Korean writers, I told the interviewer, read widely, from the classics of Asia to South American literature to the most recent works from the Western world. But European writers and readers, I said, tend to limit themselves to European literature.
This being the case, I wondered aloud how European literature could possibly overcome its current manneredness.
Korean writers, I said, had worked with passion amid the political turmoil of our era, and were still fighting today, against the prevalence of movies and the Internet in our culture.
It is rare to find a country where domestically produced movies make up more than half of the market, I told the journalist. I said it was unusual to find a country whose novelists have to compete against the country’s film industry.
Because high-speed Internet and mobile phones are so common in Korea, I said, books have become known as an extremely traditional, heavy and expensive medium. Writers around the world should pay careful attention to how their Korean colleagues are working and surviving, I said. Like a canary in a coal mine, Korean writers may be the first to experience what’s coming for writers around the world.

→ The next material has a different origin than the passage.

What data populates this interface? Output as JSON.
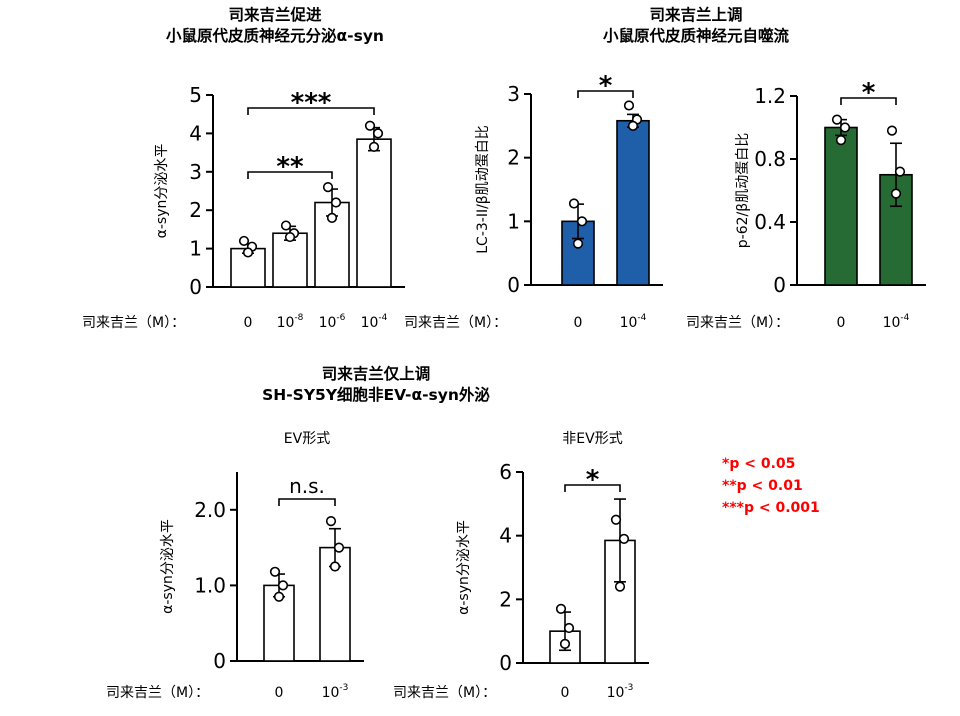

Though Koreans know German literature, I said, the reverse is not true. But the gap between Korean literature and German literature will narrow, I said.
Many journalists wanted to know what the Korean writers thought about Korean reunification. Some writers responded by asking, “Why do you ask about unification whenever you see a Korean writer?”
To the Germans, Korea is only known for the demilitarized zone, for the nuclear crisis and for political turmoil. All those things are real, of course, but Korea is far more globalized than they seem to think.
Koreans have the same problems that the rest of the world is facing. Korea is suffering from unemployment, poverty, a sense of loneliness and isolation, a low birth rate and an aging society. Koreans eat the same food, listen to the same music, watch the same movies and wear the same clothes that people in the rest of the world do. Those are the circumstances under which Korean writers are working.
“I recognize the excellence of the German literature of the past,” I said. “But if there were to be a competition between our countries’ contemporary writers, it’s hard to imagine that Korea would lose.”
I look forward to the day when those words will not be seen as vain.
* The writer is a novelist. Translation by the JoongAng Daily staff.